Adieu. Je n’ai qu’un jour de vacances, je ne peux pas vous le donner tout entier. Ne dites point que je vous écris aujourd’hui. J’ai d’autres correspondans à Nice qui sont en souffrance. Je vais m’occuper de mon pauvre docteur Imbert. Tous les matins il m’arrive quelque affaire qui prend le pas sur la sienne. Je vous assure que j’ai une rude profession !

J’aime toujours bien le papa Volnys et le fils Alexis’. Bien à vous.

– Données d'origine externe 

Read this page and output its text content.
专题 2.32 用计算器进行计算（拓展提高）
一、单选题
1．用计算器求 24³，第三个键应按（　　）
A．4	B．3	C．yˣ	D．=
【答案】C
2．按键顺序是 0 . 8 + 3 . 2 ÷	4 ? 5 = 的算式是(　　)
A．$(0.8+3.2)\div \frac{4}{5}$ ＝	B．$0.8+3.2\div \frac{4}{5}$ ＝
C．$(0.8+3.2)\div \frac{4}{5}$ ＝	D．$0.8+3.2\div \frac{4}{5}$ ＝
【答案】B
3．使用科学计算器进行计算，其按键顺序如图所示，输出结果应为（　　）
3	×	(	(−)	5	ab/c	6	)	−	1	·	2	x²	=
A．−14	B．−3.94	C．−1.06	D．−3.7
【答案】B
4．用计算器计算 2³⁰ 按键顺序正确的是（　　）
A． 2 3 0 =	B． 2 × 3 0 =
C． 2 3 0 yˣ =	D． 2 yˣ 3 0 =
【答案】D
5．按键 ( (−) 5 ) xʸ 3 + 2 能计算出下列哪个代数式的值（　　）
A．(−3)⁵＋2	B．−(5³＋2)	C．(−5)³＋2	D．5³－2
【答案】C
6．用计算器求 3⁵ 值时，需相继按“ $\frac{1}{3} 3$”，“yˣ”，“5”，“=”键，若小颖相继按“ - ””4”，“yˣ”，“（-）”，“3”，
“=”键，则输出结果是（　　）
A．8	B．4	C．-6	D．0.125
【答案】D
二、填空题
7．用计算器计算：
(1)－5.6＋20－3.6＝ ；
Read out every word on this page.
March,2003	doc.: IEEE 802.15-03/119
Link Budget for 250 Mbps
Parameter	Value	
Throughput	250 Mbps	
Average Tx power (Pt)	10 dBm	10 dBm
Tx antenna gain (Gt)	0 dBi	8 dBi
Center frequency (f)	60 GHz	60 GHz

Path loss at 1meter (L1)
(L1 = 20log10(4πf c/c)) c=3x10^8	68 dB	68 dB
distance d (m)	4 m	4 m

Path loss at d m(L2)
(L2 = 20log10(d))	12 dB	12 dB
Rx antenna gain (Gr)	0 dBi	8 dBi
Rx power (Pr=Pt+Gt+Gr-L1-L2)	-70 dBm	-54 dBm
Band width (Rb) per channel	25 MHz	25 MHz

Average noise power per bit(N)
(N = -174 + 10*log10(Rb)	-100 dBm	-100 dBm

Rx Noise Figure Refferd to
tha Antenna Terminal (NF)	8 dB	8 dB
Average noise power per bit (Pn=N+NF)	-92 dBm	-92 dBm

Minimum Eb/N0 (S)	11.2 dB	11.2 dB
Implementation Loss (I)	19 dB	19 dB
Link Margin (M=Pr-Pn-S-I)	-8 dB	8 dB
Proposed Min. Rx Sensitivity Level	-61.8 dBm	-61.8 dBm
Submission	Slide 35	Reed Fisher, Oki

Probablement, 23 mai 1873.

Très chère amie, me voici enfin. J’arrive dans toutes les postures de la contrition. Pardonnez-moi avant d’écouter mes explications, vous ne les comprendrez que si vous avez quelque habitude des fous. Vous ai-je dit qu’il y avait dans ce temps-là deux Yelva, une visible et idéale, une autre invisible et réelle ?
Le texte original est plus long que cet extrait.